Some sign passed between the two inspectors; then Bracco admitted that he'd mentioned the same thing a while ago. He was drinking from a can of Diet Coke, and interested in finding more true homicides. "You have any luck with that, Lieutenant?" Bracco asked. "You said you had somebody else with suspicions."
Glitsky nodded. "Another nurse named Rebecca Simms. No names of victims, yet, but she's asking around. I should tell you that she also mentioned Mr. Bhutan by name."
"I like him," Fisk said.
"I got that impression, Harlen. I did, too, for a while, but then I got to talking to him about Tuesday night."
"Tuesday night?"
"When Carla Markham died." Glitsky waited for the words to sink in, then continued. "I'm as fascinated as the next guy with Loring and what we may find with the rest of Kensing's list. But I'll tell you both frankly, I'm having trouble with the leap of faith that we've got related killings."
Bracco repeatedly flicked the side of his soda can. "You mean are Kensing's eleven homicides related to Markham at all?"

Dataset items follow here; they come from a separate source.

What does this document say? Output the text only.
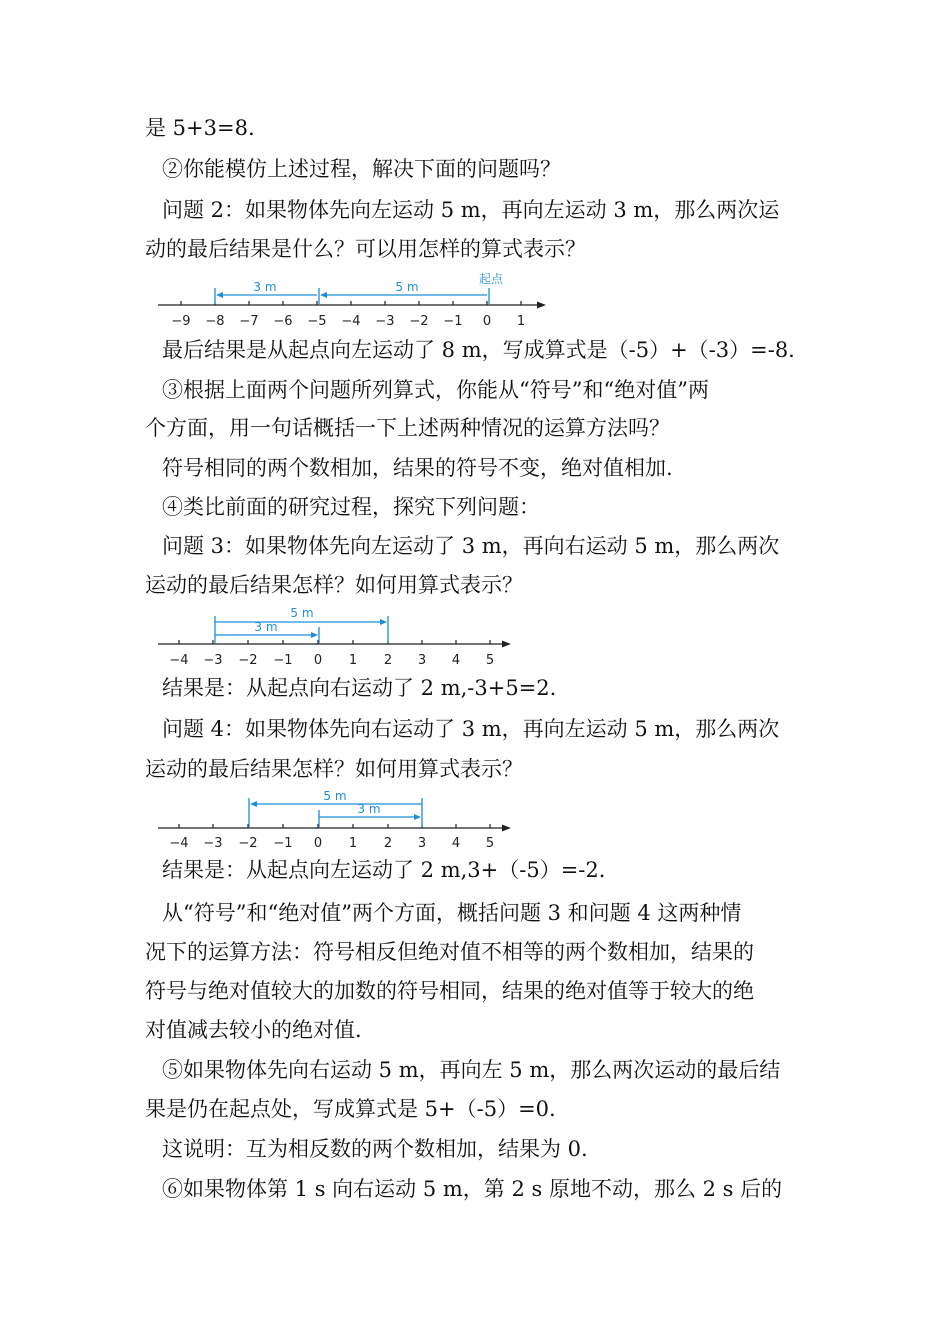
是 5+3=8.
②你能模仿上述过程，解决下面的问题吗？
问题 2：如果物体先向左运动 5 m，再向左运动 3 m，那么两次运
动的最后结果是什么？可以用怎样的算式表示？
−9 −8 −7 −6 −5 −4 −3 −2 −1 0 1
3 m	5 m
起点
最后结果是从起点向左运动了 8 m，写成算式是（-5）+（-3）=-8.
③根据上面两个问题所列算式，你能从“符号”和“绝对值”两
个方面，用一句话概括一下上述两种情况的运算方法吗？
符号相同的两个数相加，结果的符号不变，绝对值相加.
④类比前面的研究过程，探究下列问题：
问题 3：如果物体先向左运动了 3 m，再向右运动 5 m，那么两次
运动的最后结果怎样？如何用算式表示？
−4 −3 −2 −1 0 1 2 3 4 5
5 m
3 m
结果是：从起点向右运动了 2 m,-3+5=2.
问题 4：如果物体先向右运动了 3 m，再向左运动 5 m，那么两次
运动的最后结果怎样？如何用算式表示？
−4 −3 −2 −1 0 1 2 3 4 5
5 m
3 m
结果是：从起点向左运动了 2 m,3+（-5）=-2.
从“符号”和“绝对值”两个方面，概括问题 3 和问题 4 这两种情
况下的运算方法：符号相反但绝对值不相等的两个数相加，结果的
符号与绝对值较大的加数的符号相同，结果的绝对值等于较大的绝
对值减去较小的绝对值.
⑤如果物体先向右运动 5 m，再向左 5 m，那么两次运动的最后结
果是仍在起点处，写成算式是 5+（-5）=0.
这说明：互为相反数的两个数相加，结果为 0.
⑥如果物体第 1 s 向右运动 5 m，第 2 s 原地不动，那么 2 s 后的
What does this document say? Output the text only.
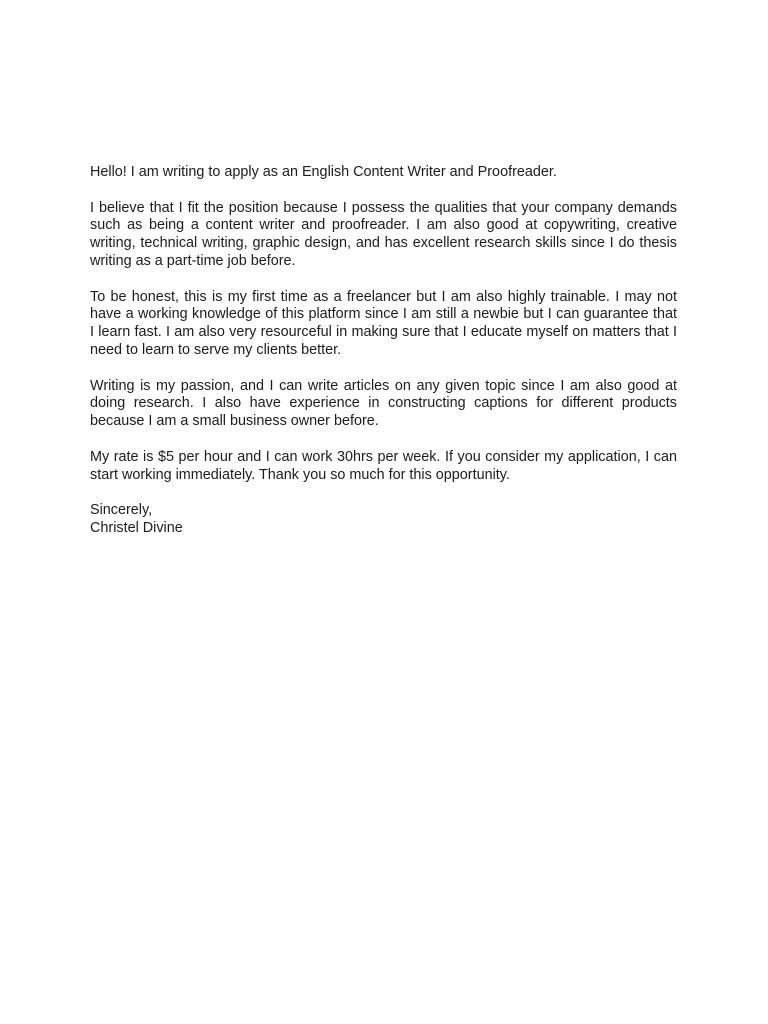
Hello! I am writing to apply as an English Content Writer and Proofreader.

I believe that I fit the position because I possess the qualities that your company demands such as being a content writer and proofreader. I am also good at copywriting, creative writing, technical writing, graphic design, and has excellent research skills since I do thesis writing as a part-time job before.

To be honest, this is my first time as a freelancer but I am also highly trainable. I may not have a working knowledge of this platform since I am still a newbie but I can guarantee that I learn fast. I am also very resourceful in making sure that I educate myself on matters that I need to learn to serve my clients better.

Writing is my passion, and I can write articles on any given topic since I am also good at doing research. I also have experience in constructing captions for different products because I am a small business owner before.

My rate is $5 per hour and I can work 30hrs per week. If you consider my application, I can start working immediately. Thank you so much for this opportunity.

Sincerely,
Christel Divine
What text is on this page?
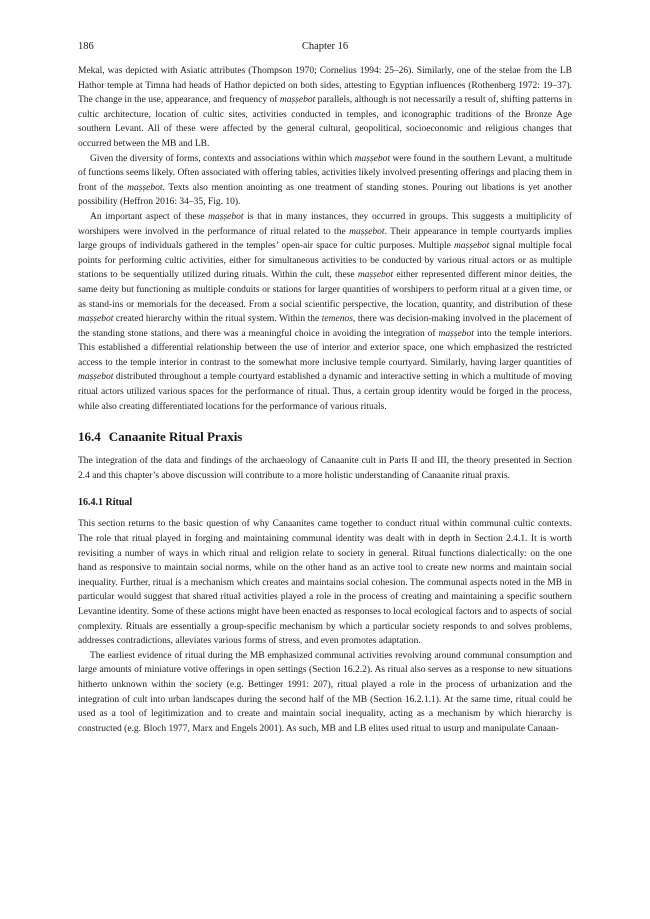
186	Chapter 16

Mekal, was depicted with Asiatic attributes (Thompson 1970; Cornelius 1994: 25–26). Similarly, one of the stelae from the LB Hathor temple at Timna had heads of Hathor depicted on both sides, attesting to Egyptian influences (Rothenberg 1972: 19–37). The change in the use, appearance, and frequency of maṣṣebot parallels, although is not necessarily a result of, shifting patterns in cultic architecture, location of cultic sites, activities conducted in temples, and iconographic traditions of the Bronze Age southern Levant. All of these were affected by the general cultural, geopolitical, socioeconomic and religious changes that occurred between the MB and LB.

Given the diversity of forms, contexts and associations within which maṣṣebot were found in the southern Levant, a multitude of functions seems likely. Often associated with offering tables, activities likely involved presenting offerings and placing them in front of the maṣṣebot. Texts also mention anointing as one treatment of standing stones. Pouring out libations is yet another possibility (Heffron 2016: 34–35, Fig. 10).

An important aspect of these maṣṣebot is that in many instances, they occurred in groups. This suggests a multiplicity of worshipers were involved in the performance of ritual related to the maṣṣebot. Their appearance in temple courtyards implies large groups of individuals gathered in the temples’ open-air space for cultic purposes. Multiple maṣṣebot signal multiple focal points for performing cultic activities, either for simultaneous activities to be conducted by various ritual actors or as multiple stations to be sequentially utilized during rituals. Within the cult, these maṣṣebot either represented different minor deities, the same deity but functioning as multiple conduits or stations for larger quantities of worshipers to perform ritual at a given time, or as stand-ins or memorials for the deceased. From a social scientific perspective, the location, quantity, and distribution of these maṣṣebot created hierarchy within the ritual system. Within the temenos, there was decision-making involved in the placement of the standing stone stations, and there was a meaningful choice in avoiding the integration of maṣṣebot into the temple interiors. This established a differential relationship between the use of interior and exterior space, one which emphasized the restricted access to the temple interior in contrast to the somewhat more inclusive temple courtyard. Similarly, having larger quantities of maṣṣebot distributed throughout a temple courtyard established a dynamic and interactive setting in which a multitude of moving ritual actors utilized various spaces for the performance of ritual. Thus, a certain group identity would be forged in the process, while also creating differentiated locations for the performance of various rituals.

16.4 Canaanite Ritual Praxis

The integration of the data and findings of the archaeology of Canaanite cult in Parts II and III, the theory presented in Section 2.4 and this chapter’s above discussion will contribute to a more holistic understanding of Canaanite ritual praxis.

16.4.1 Ritual

This section returns to the basic question of why Canaanites came together to conduct ritual within communal cultic contexts. The role that ritual played in forging and maintaining communal identity was dealt with in depth in Section 2.4.1. It is worth revisiting a number of ways in which ritual and religion relate to society in general. Ritual functions dialectically: on the one hand as responsive to maintain social norms, while on the other hand as an active tool to create new norms and maintain social inequality. Further, ritual is a mechanism which creates and maintains social cohesion. The communal aspects noted in the MB in particular would suggest that shared ritual activities played a role in the process of creating and maintaining a specific southern Levantine identity. Some of these actions might have been enacted as responses to local ecological factors and to aspects of social complexity. Rituals are essentially a group-specific mechanism by which a particular society responds to and solves problems, addresses contradictions, alleviates various forms of stress, and even promotes adaptation.

The earliest evidence of ritual during the MB emphasized communal activities revolving around communal consumption and large amounts of miniature votive offerings in open settings (Section 16.2.2). As ritual also serves as a response to new situations hitherto unknown within the society (e.g. Bettinger 1991: 207), ritual played a role in the process of urbanization and the integration of cult into urban landscapes during the second half of the MB (Section 16.2.1.1). At the same time, ritual could be used as a tool of legitimization and to create and maintain social inequality, acting as a mechanism by which hierarchy is constructed (e.g. Bloch 1977, Marx and Engels 2001). As such, MB and LB elites used ritual to usurp and manipulate Canaan-
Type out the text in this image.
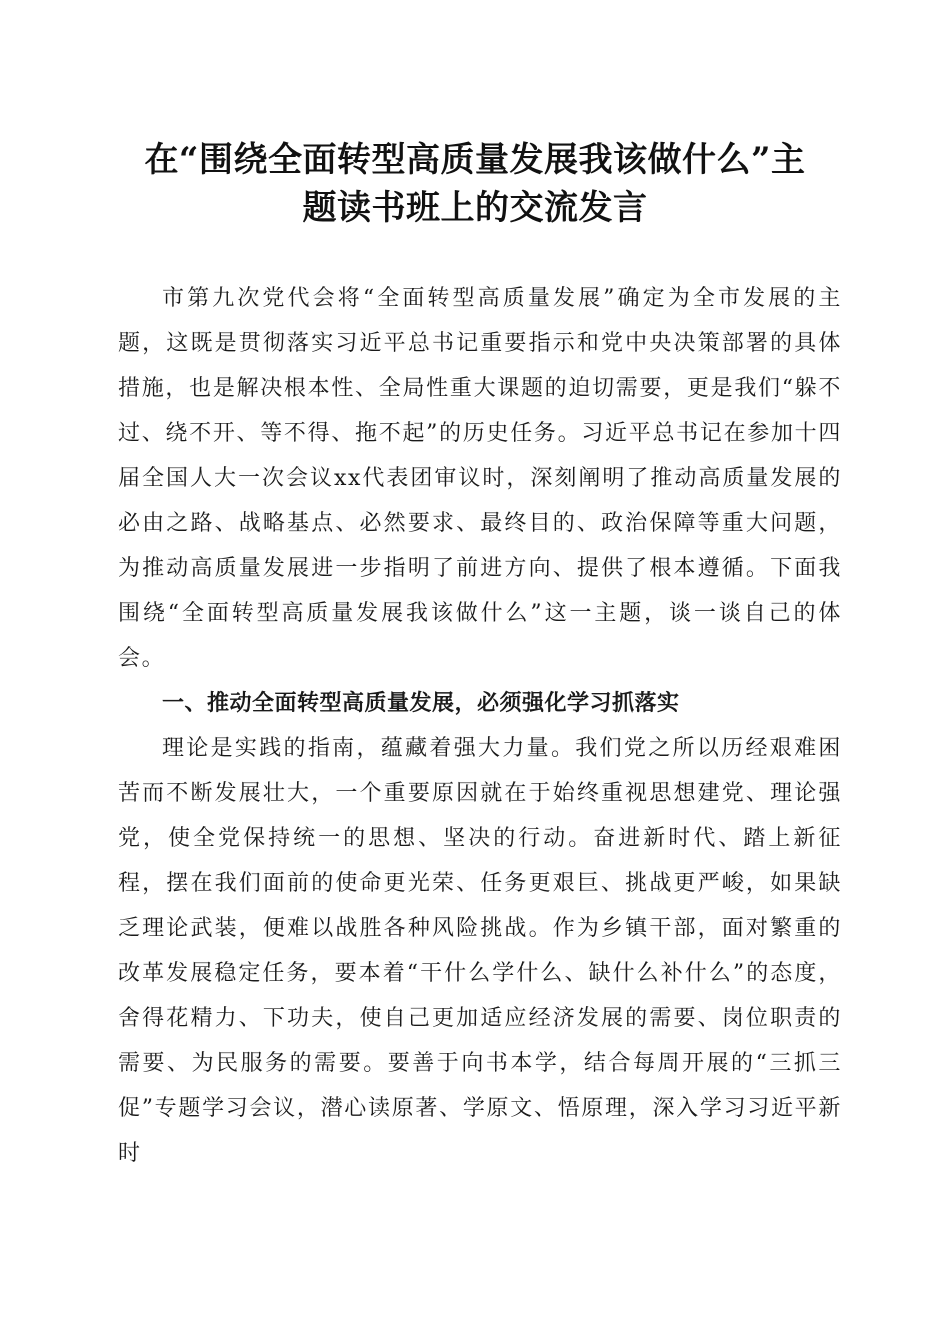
在“围绕全面转型高质量发展我该做什么”主
题读书班上的交流发言

市第九次党代会将“全面转型高质量发展”确定为全市发展的主题，这既是贯彻落实习近平总书记重要指示和党中央决策部署的具体措施，也是解决根本性、全局性重大课题的迫切需要，更是我们“躲不过、绕不开、等不得、拖不起”的历史任务。习近平总书记在参加十四届全国人大一次会议xx代表团审议时，深刻阐明了推动高质量发展的必由之路、战略基点、必然要求、最终目的、政治保障等重大问题，为推动高质量发展进一步指明了前进方向、提供了根本遵循。下面我围绕“全面转型高质量发展我该做什么”这一主题，谈一谈自己的体会。

一、推动全面转型高质量发展，必须强化学习抓落实

理论是实践的指南，蕴藏着强大力量。我们党之所以历经艰难困苦而不断发展壮大，一个重要原因就在于始终重视思想建党、理论强党，使全党保持统一的思想、坚决的行动。奋进新时代、踏上新征程，摆在我们面前的使命更光荣、任务更艰巨、挑战更严峻，如果缺乏理论武装，便难以战胜各种风险挑战。作为乡镇干部，面对繁重的改革发展稳定任务，要本着“干什么学什么、缺什么补什么”的态度，舍得花精力、下功夫，使自己更加适应经济发展的需要、岗位职责的需要、为民服务的需要。要善于向书本学，结合每周开展的“三抓三促”专题学习会议，潜心读原著、学原文、悟原理，深入学习习近平新时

"That's it," Glitsky replied. "One thread leads back through these Pavulon deaths and another leads off the potassium, but do the threads meet?" His tea was getting dark enough and he tested it, bit his bagel, chewed thoughtfully, then shook his head from side to side. "I know it's possible. It might even be what we have here. And I'd love 'em somehow to be connected, but I can't seem to make the jump."
"They've got to be," Fisk protested.
"Why is that, Harlen?"
"Well, I mean…Markham's how we got to here, right?"
"That was my original thought when I first heard about Loring, but now I'm wondering. So maybe you can tell me. Why do they have to be connected? We got any evidence tying them together? We got a similar drug? The same M.O.? Anything? Tell me, I'd love to hear."